Death of Self: A Christmas Story

It was the Friday before Christmas, and I remember that my legs went first. One moment, I was capable of standing up; next, I wasn’t, and I was slowly but haphazardly bringing my body to the floor.

From there, I began to lose sensation in my hands. This cool notion of nothingness began to creep up my hands and into my arms. It called me to lie down, to relax, to let go. And it was the only thing that made any sense, so I lied down, relaxed, and I let go.

That nothing-sense moved inward; it was cool but not cold, no thing but not nothing. As it made its way to my chest, I noticed how odd this all felt. I was functionally paralyzed—I couldn’t move my legs and I couldn’t move my arms. But that didn’t scare me; it felt right. In some real, visceral way “I” was receding. I felt my self waning like a flame starving of oxygen. I was flickering, and steadily and slowly I was going out.
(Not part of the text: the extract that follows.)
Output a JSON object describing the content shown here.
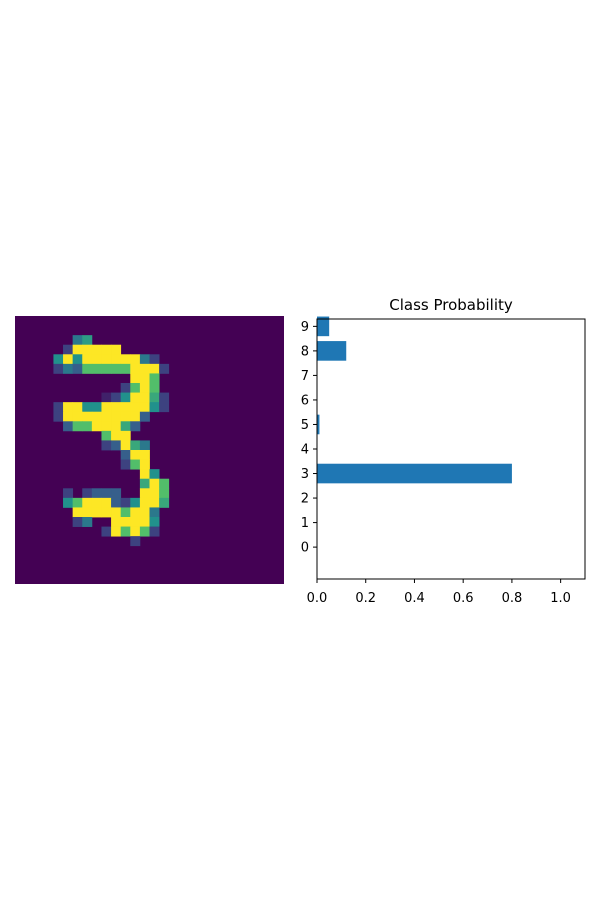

And in full honesty, it didn’t feel bad and it didn’t feel scary. It simply felt; it simply was. Nothing anywhere else made any sense whatsoever. Nothing anywhere else felt right. Nothing anywhere was. It was all a facade; some shadow somehow colored to feign reality to those too stuck believing colors were all it took to be real, too naïve to ask if the image had depth. And so this shadow that I could sense in my chest felt right because it knew it was a shadow and presented itself as such. It was honest, and that wasn’t bad and that wasn’t scary.

Until that flame, which for so long I had understood to be “me”, went out, and all that was left was the shadow and its cool darkness. And then I was scared. Because then I didn’t exist, except there I was, frightened by the notion that “I” no longer existed. And this didn’t make sense, and I was scared. And I lay on that floor swimming in that nothingness for some amount of time, I know not how long. And I truly felt I had just experienced my own death. But not the simple death of my body; I so obviously hadn’t died like that. No, I had experienced the deeper death of my self. And it was odd. Odd in ways that I will never be able to capture in words. That time, whatever all it was, is bound up in me.

And then, quite as quickly as my legs went, I no longer felt dead. The flame was still gone, but I had a self. It was small and simple and bare; and it wasn’t a flame. It was this room where the flame had burned, this open barren room. And it was me, and there was nothing left within it. And so I opened the door, and I got on my feet, and I walked out.